An experimental study of the effect of collision properties on spout fluidized bed dynamics

In this paper we experimentally study the effect of collision properties of different particle systems on the bed dynamics of a spout fluidized bed. This is done in different flow regimes: the spout-fluidization regime (case A), the jet-in-fluidized-bed regime (case B) and the spouting-with-aeration regime (case C). The considered particle systems comprise glass beads, ¿-alumina oxide and zeolite 4A particles, which are all classified as Geldart D. A non-intrusive measurement technique is used, viz. particle image velocimetry (PIV) to measure the particle flow field in a pseudo two-dimensional (2D) spout fluidized bed. Additionally, digital images are analyzed using a newly developed digital image analysis (DIA) algorithm to evaluate the particle volume fraction. It is demonstrated that the new proposed DIA algorithm provides reliable information on the particle volume fraction, showing that it is a powerful tool when combined with PIV. The added value of DIA is confirmed by comparing the particle velocity fields and volumetric particle fluxes.

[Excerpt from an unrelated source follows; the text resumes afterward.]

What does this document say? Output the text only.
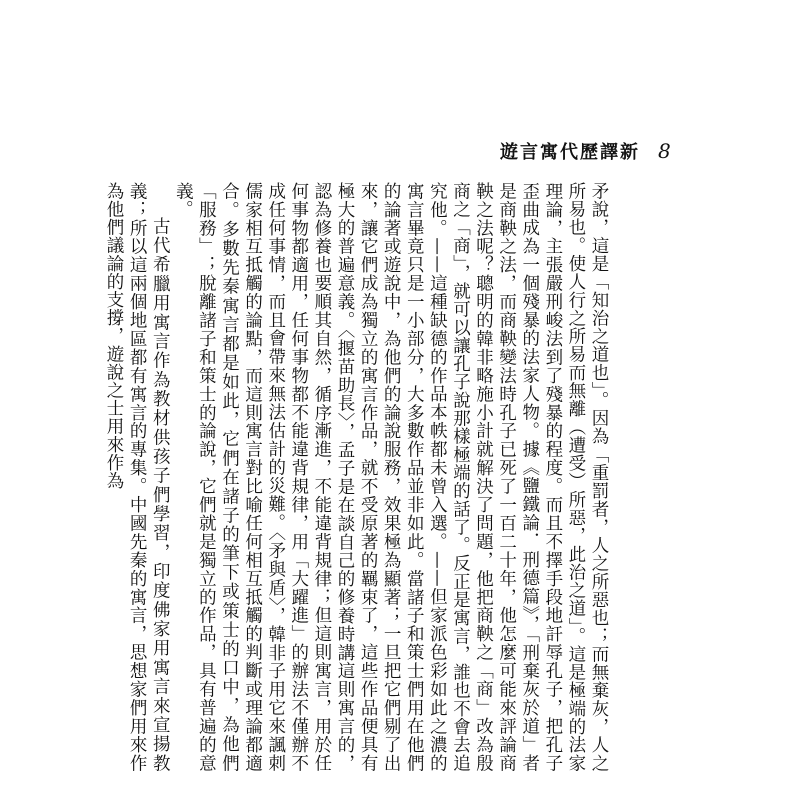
遊言寓代歷譯新 8

矛說，這是「知治之道也」。因為「重罰者，人之所惡也；而無棄灰，人之所易也。使人行之所易而無離（遭受）所惡，此治之道」。這是極端的法家理論，主張嚴刑峻法到了殘暴的程度。而且不擇手段地訐辱孔子，把孔子歪曲成為一個殘暴的法家人物。據《鹽鐵論．刑德篇》，「刑棄灰於道」者是商鞅之法，而商鞅變法時孔子已死了一百二十年，他怎麼可能來評論商鞅之法呢？聰明的韓非略施小計就解決了問題，他把商鞅之「商」改為殷商之「商」，就可以讓孔子說那樣極端的話了。反正是寓言，誰也不會去追究他。——這種缺德的作品本帙都未曾入選。——但家派色彩如此之濃的寓言畢竟只是一小部分，大多數作品並非如此。當諸子和策士們用在他們的論著或遊說中，為他們的論說服務，效果極為顯著；一旦把它們剔了出來，讓它們成為獨立的寓言作品，就不受原著的羈束了，這些作品便具有極大的普遍意義。〈揠苗助長〉，孟子是在談自己的修養時講這則寓言的，認為修養也要順其自然，循序漸進，不能違背規律；但這則寓言，用於任何事物都適用，任何事物都不能違背規律，用「大躍進」的辦法不僅辦不成任何事情，而且會帶來無法估計的災難。〈矛與盾〉，韓非子用它來諷刺儒家相互抵觸的論點，而這則寓言對比喻任何相互抵觸的判斷或理論都適合。多數先秦寓言都是如此，它們在諸子的筆下或策士的口中，為他們「服務」；脫離諸子和策士的論說，它們就是獨立的作品，具有普遍的意義。

古代希臘用寓言作為教材供孩子們學習，印度佛家用寓言來宣揚教義；所以這兩個地區都有寓言的專集。中國先秦的寓言，思想家們用來作為他們議論的支撐，遊說之士用來作為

The particle fluxes display only small differences between the particle systems for each of the examined flow regimes, with the largest difference in the jet-in-fluidized bed regime. In this regime, the flow behaviour of the zeolite 4A particles does not show any features of the spout fluidized bed anymore, but behaviour of an ordinary fluidized bed. This is due to the direct bubble formation above the bottom plate, which results in a large disturbance near the spout entrance. It seems that zeolite 4A particles -because of their small restitution coefficient- tend to cluster in a more pronounced way, producing more bubbles compared to glass beads and ¿-alumina oxide particles.